Given that alcohol is the most frequent functional group found in bioactive natural products and marketed drugs, and is versatile synthetic intermediate with a middle level of carbon oxidation state with massive synthetic applications, accessing alcohol-containing architectures via difunctionalization of alkenyl alcohols is highly fascinating.

In addition to well-known challenges for dicarbofunctionalization of unactivated alkenes, the main obstacles to develop difunctionalization reactions with the alcohol as the native directing group are their low binding affinity for transition metals, and their conformational flexibility relative to more commonly used native functional group, such as acid and amide.

In a study published in Chem Catalysis, Prof. WANG Peng and colleagues at Shanghai Institute of Organic Chemistry of the Chinese Academy of Sciences reported a Ni(II)-catalyzed 1,2-arylalkylation and 1,2-alkenylalkylation of alkenyl alcohols in a regioselective manner with an alcohol group as the native directing group.

Researchers demonstrated a Ni-catalyzed 1,2-hydroxylarylation of homoallyl alcohols enabled by a bulky β-diketone ligand. They found that bulky β-diketone ligand (Amacac) plays a crucial role in enhancing the reactivity and suppressing many competitive processes. 

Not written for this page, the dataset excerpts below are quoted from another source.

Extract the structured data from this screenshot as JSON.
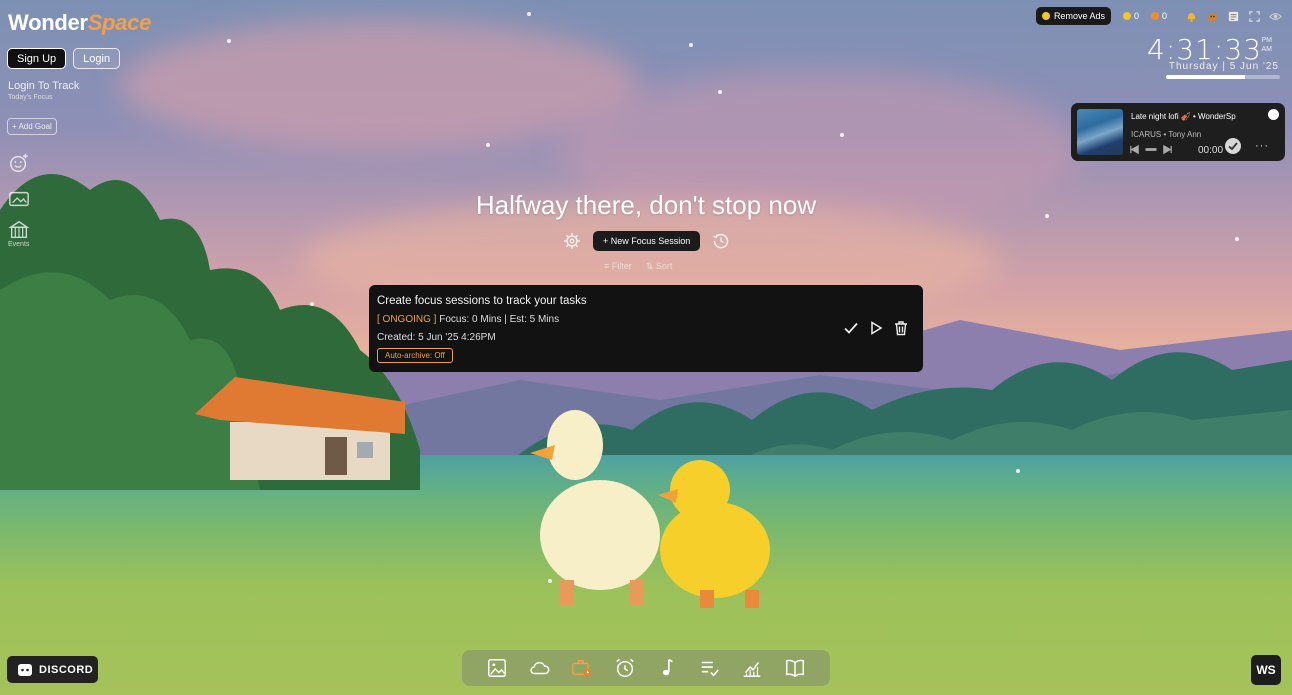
{
  "brand": {
    "logo_part1": "Wonder",
    "logo_part2": "Space"
  },
  "auth": {
    "signup_label": "Sign Up",
    "login_label": "Login"
  },
  "focus": {
    "login_to_track": "Login To Track",
    "todays_focus": "Today's Focus",
    "add_goal_label": "+ Add Goal"
  },
  "sidebar": {
    "events_label": "Events"
  },
  "topbar": {
    "remove_ads_label": "Remove Ads",
    "coins_gold": "0",
    "coins_orange": "0",
    "icons": [
      "bell-icon",
      "mascot-icon",
      "notes-icon",
      "fullscreen-icon",
      "eye-icon"
    ]
  },
  "clock": {
    "time": "4:31:33",
    "am": "AM",
    "pm": "PM",
    "date": "Thursday | 5 Jun '25",
    "day_progress": 0.69
  },
  "music": {
    "track": "Late night lofi 🎻 • WonderSp",
    "artist": "ICARUS • Tony Ann",
    "time": "00:00",
    "more": "···"
  },
  "center": {
    "motivation": "Halfway there, don't stop now",
    "new_session_label": "+ New Focus Session",
    "filter_label": "Filter",
    "sort_label": "Sort"
  },
  "task": {
    "title": "Create focus sessions to track your tasks",
    "status": "[ ONGOING ]",
    "details": " Focus: 0 Mins | Est: 5 Mins",
    "created": "Created: 5 Jun '25 4:26PM",
    "auto_archive": "Auto-archive: Off"
  },
  "bottom": {
    "discord_label": "DISCORD",
    "ws_badge": "WS",
    "dock": [
      "image-icon",
      "cloud-icon",
      "briefcase-clock-icon",
      "alarm-icon",
      "music-note-icon",
      "checklist-icon",
      "stats-chart-icon",
      "book-icon"
    ]
  },
  "colors": {
    "accent": "#f0a14a",
    "card_bg": "#121212",
    "coin_gold": "#f5c42a"
  }
}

The obtained complex of Ni₂(Amacac)₄(EtOH)₂ showed high catalytic reactivity (88% nuclear magnetic resonance yield), which indicates that the β-diketone coordinated nickel complex is probably the active catalyst precursor. 

“This bulky β-diketone ligand could act as either an LL type or LX type of ligand, depending on the chemical environment of Ni center. This offers a means to fine-tune the Lewis acidity of catalyst, enhancing the reactivity of the catalyst in several elementary steps,” explained Prof. WANG.

This protocol accommodates a wide range of substrates with excellent functional group tolerance, paving the way for the efficient preparation of alcohol-containing synthetic intermediates and bioactive compounds.